マリーが帰ってきたのは、そのほんの少し後だった。
「あれっ、お姉様、どうしてこんなところに。どなたか来客をお待ちですか?」
「……別に」
マリーは首を傾げながら、教材の入った重い鞄を地面に置き、門前のポストを開いた。『督促状』と書かれた封書に渋い顔をしながら、郵便物を確かめて――えっ? と声を上げた。
「わ、わたしに手紙?」
マリーは封書を手に持ち、全身をぶるぶると震わせていた。あっ、それは……と思いながらもあたしは、マリーが封を開けるのを止めなかった。

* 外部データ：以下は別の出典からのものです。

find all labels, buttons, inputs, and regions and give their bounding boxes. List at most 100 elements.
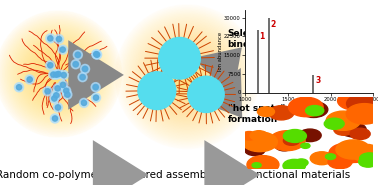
Ellipse shape bbox=[59, 70, 68, 80]
X-axis label: m/z: m/z bbox=[304, 103, 315, 108]
Ellipse shape bbox=[49, 70, 58, 79]
Ellipse shape bbox=[73, 62, 78, 67]
Circle shape bbox=[336, 140, 370, 159]
Ellipse shape bbox=[54, 70, 63, 79]
Circle shape bbox=[247, 156, 279, 174]
Ellipse shape bbox=[78, 73, 87, 82]
Ellipse shape bbox=[73, 50, 82, 59]
Ellipse shape bbox=[64, 88, 69, 93]
Ellipse shape bbox=[63, 90, 72, 99]
Text: Selective
binding: Selective binding bbox=[228, 29, 274, 49]
Circle shape bbox=[284, 136, 299, 145]
Circle shape bbox=[251, 135, 270, 146]
Circle shape bbox=[340, 122, 366, 137]
Ellipse shape bbox=[53, 84, 62, 93]
Circle shape bbox=[299, 129, 321, 142]
Ellipse shape bbox=[81, 64, 90, 73]
Text: 1: 1 bbox=[260, 32, 265, 41]
Ellipse shape bbox=[94, 51, 99, 57]
Ellipse shape bbox=[48, 63, 53, 68]
Circle shape bbox=[276, 141, 293, 151]
Ellipse shape bbox=[56, 71, 61, 77]
Ellipse shape bbox=[51, 72, 56, 77]
Circle shape bbox=[347, 94, 378, 113]
Ellipse shape bbox=[52, 116, 57, 121]
Circle shape bbox=[250, 131, 268, 140]
Ellipse shape bbox=[50, 114, 59, 123]
Circle shape bbox=[324, 118, 344, 129]
Ellipse shape bbox=[91, 83, 100, 92]
Ellipse shape bbox=[55, 105, 60, 110]
Ellipse shape bbox=[48, 36, 53, 41]
Ellipse shape bbox=[71, 60, 80, 69]
Ellipse shape bbox=[65, 92, 70, 97]
Text: Functional materials: Functional materials bbox=[243, 170, 350, 180]
Circle shape bbox=[329, 143, 365, 163]
Circle shape bbox=[245, 144, 265, 156]
Ellipse shape bbox=[46, 34, 55, 43]
Ellipse shape bbox=[188, 76, 224, 112]
Circle shape bbox=[283, 159, 305, 172]
Text: "hot spots"
formation: "hot spots" formation bbox=[228, 104, 285, 124]
Circle shape bbox=[254, 133, 269, 141]
Ellipse shape bbox=[14, 83, 23, 92]
Ellipse shape bbox=[60, 82, 66, 88]
Circle shape bbox=[299, 102, 328, 117]
Ellipse shape bbox=[138, 72, 176, 110]
Ellipse shape bbox=[52, 91, 61, 100]
Ellipse shape bbox=[92, 50, 101, 59]
Ellipse shape bbox=[91, 93, 101, 102]
Y-axis label: Ion abundance: Ion abundance bbox=[217, 32, 223, 71]
Ellipse shape bbox=[54, 93, 59, 98]
Circle shape bbox=[352, 104, 374, 117]
Ellipse shape bbox=[56, 36, 62, 42]
Ellipse shape bbox=[52, 70, 61, 79]
Circle shape bbox=[352, 109, 368, 118]
Ellipse shape bbox=[79, 98, 88, 107]
Circle shape bbox=[270, 131, 305, 151]
Ellipse shape bbox=[55, 86, 60, 91]
Ellipse shape bbox=[54, 35, 64, 44]
Ellipse shape bbox=[43, 87, 52, 96]
Ellipse shape bbox=[27, 77, 33, 82]
Circle shape bbox=[334, 124, 354, 135]
Ellipse shape bbox=[25, 75, 34, 84]
Ellipse shape bbox=[82, 66, 88, 72]
Ellipse shape bbox=[61, 73, 67, 78]
Circle shape bbox=[351, 144, 378, 162]
Circle shape bbox=[284, 130, 307, 142]
Circle shape bbox=[295, 159, 308, 166]
Ellipse shape bbox=[52, 96, 57, 101]
Ellipse shape bbox=[60, 47, 65, 52]
Circle shape bbox=[305, 105, 324, 116]
Circle shape bbox=[288, 97, 323, 117]
Ellipse shape bbox=[80, 75, 85, 80]
Circle shape bbox=[359, 153, 378, 164]
Ellipse shape bbox=[46, 61, 55, 70]
Circle shape bbox=[268, 106, 294, 120]
Circle shape bbox=[350, 128, 370, 139]
Ellipse shape bbox=[58, 45, 67, 54]
Ellipse shape bbox=[93, 85, 98, 90]
Circle shape bbox=[242, 132, 257, 140]
Ellipse shape bbox=[93, 95, 99, 100]
Circle shape bbox=[344, 150, 366, 162]
Circle shape bbox=[252, 163, 261, 168]
Ellipse shape bbox=[45, 89, 50, 94]
Circle shape bbox=[301, 143, 310, 148]
Circle shape bbox=[346, 104, 378, 124]
Circle shape bbox=[257, 107, 274, 116]
Text: 3: 3 bbox=[315, 75, 321, 85]
Ellipse shape bbox=[159, 38, 200, 79]
Circle shape bbox=[325, 154, 336, 159]
Ellipse shape bbox=[62, 86, 71, 95]
Ellipse shape bbox=[16, 85, 22, 90]
Text: 2: 2 bbox=[271, 20, 276, 29]
Circle shape bbox=[310, 152, 333, 165]
Circle shape bbox=[328, 155, 352, 169]
Circle shape bbox=[359, 157, 378, 167]
Ellipse shape bbox=[75, 52, 81, 58]
Circle shape bbox=[242, 132, 277, 152]
Text: Ordered assembly: Ordered assembly bbox=[121, 170, 216, 180]
Circle shape bbox=[338, 92, 370, 110]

ざっと文面を見て、目を見開き、息を呑む妹。薄汚れた、だけど整った顔がクシャリと潰れて複雑な表情になっていた。そして呟く。
「ああ、でも……夕食……お風呂を沸かさないと……。……の、水車小屋まで行って帰って……ああ、間に合うかしら……間に合うわけがない……」
声がだんだん泣き声になっていく。大きな身体を丸くして、マリーはしゃがみこんでしまった。
「だめだァ……」
大きくて強くて、賢くて、自分勝手に生きている妹……彼女の口から泣き言を聞いたのは、何年ぶりだったろう。妹よりも平らなあたしの胸が、ギュッと縮こまるような感じがした。
次の瞬間、あたしはマリーの背中を引っぱたいていた。驚き、振り向く妹に言い放つ。
「わたくしに任せて、お行きなさい」
へ? と、素っ頓狂な声を上げるマリー。仁王立ちになったまま、あたしは内心、「どうしよっかなー」とか思っていた。